Thanks for your patience! We finally have the MIRACL-reranking part ready. Here's the detailed scores "reranking" BM25 top-100: (BM25, mDPR and Hybrid are the baselines we had before)
multilingual-e5-small | paraphrase-multilingual-MiniLM-L12-v2 | BM25 | mDPR | Hybrid | |
---|---|---|---|---|---|
ar | 0.715 | 0.413 | 0.481 | 0.499 | 0.525 |
bn | 0.690 | 0.080 | 0.508 | 0.443 | 0.501 |
de | 0.456 | 0.361 | 0.226 | 0.490 | 0.408 |
en | 0.531 | 0.479 | 0.351 | 0.394 | 0.364 |
es | 0.576 | 0.459 | 0.319 | 0.478 | 0.418 |
fa | 0.528 | 0.307 | 0.333 | 0.480 | 0.215 |
fi | 0.740 | 0.541 | 0.551 | 0.472 | 0.602 |
fr | 0.459 | 0.357 | 0.183 | 0.435 | 0.314 |
hi | 0.582 | 0.359 | 0.458 | 0.383 | 0.286 |
id | 0.536 | 0.415 | 0.449 | 0.272 | 0.392 |
ja | 0.596 | 0.338 | 0.369 | 0.439 | 0.424 |
ko | 0.766 | 0.427 | 0.419 | 0.419 | 0.483 |
ru | 0.571 | 0.399 | 0.334 | 0.407 | 0.391 |
sw | 0.603 | 0.241 | 0.383 | 0.299 | 0.560 |
te | 0.759 | 0.144 | 0.494 | 0.356 | 0.528 |
th | 0.705 | 0.445 | 0.484 | 0.358 | 0.517 |
yo | 0.541 | 0.408 | 0.406 | 0.396 | 0.415 |
zh | 0.434 | 0.358 | 0.180 | 0.512 | 0.410 |
avg | 0.599 | 0.363 | 0.385 | 0.418 | 0.431 |
I noticed that current reranking filters out the queries that have no positive documents in the top-k candidates, which seems to inflate the scores and makes reranking results based on different first-stage systems incomparable.
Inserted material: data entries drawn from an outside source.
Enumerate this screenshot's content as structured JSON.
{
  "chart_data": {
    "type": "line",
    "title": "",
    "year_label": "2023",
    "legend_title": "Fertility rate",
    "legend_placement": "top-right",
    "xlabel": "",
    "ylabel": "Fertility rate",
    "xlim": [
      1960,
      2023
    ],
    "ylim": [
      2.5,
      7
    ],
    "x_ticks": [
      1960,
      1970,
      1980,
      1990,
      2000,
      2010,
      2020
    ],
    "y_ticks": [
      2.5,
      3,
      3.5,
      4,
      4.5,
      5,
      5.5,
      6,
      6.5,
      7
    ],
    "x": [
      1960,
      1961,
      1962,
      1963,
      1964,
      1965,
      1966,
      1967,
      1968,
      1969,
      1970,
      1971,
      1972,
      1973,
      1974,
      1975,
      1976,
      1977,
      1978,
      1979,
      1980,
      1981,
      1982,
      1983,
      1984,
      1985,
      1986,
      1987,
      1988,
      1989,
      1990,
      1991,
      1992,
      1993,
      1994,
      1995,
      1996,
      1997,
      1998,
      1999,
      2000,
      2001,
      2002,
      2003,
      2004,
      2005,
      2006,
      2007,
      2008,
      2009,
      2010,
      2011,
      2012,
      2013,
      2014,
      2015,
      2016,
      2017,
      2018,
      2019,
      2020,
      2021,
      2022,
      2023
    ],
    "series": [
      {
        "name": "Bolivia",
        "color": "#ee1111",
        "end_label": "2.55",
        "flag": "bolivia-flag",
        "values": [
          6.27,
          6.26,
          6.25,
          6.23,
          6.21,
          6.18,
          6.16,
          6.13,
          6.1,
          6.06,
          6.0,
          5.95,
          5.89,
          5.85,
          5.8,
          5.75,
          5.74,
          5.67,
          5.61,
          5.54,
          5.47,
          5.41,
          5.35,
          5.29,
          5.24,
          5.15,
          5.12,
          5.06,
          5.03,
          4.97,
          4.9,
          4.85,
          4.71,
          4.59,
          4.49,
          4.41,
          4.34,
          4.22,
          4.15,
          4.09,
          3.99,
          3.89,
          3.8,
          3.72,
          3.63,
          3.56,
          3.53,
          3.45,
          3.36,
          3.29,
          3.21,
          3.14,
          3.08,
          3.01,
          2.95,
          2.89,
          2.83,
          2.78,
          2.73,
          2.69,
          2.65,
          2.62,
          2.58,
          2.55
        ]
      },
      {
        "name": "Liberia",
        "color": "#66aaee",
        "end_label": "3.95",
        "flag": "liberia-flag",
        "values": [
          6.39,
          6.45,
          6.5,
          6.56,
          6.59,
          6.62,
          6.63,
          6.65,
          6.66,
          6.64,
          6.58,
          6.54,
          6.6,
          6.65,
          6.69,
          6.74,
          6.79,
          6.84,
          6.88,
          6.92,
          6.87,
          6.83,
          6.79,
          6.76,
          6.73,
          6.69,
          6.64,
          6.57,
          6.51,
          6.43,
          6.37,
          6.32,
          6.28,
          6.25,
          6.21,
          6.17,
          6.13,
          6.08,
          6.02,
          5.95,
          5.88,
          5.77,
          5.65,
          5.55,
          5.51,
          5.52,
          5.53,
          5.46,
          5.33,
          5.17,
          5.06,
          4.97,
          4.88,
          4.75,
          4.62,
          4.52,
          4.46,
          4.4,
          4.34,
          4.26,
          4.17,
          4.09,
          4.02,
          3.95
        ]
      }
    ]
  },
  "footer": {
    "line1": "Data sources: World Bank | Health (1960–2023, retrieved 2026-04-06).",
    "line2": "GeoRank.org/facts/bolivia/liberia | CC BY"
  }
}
Also the evaluation is based on sklearn, which IIRC yield different ndcg scores from pytrec. Considering these I added another Evaluator just for MIRACL, tho I believe it should be compatible with other Rerank Tasks. Let me know what you think of the new evaluation!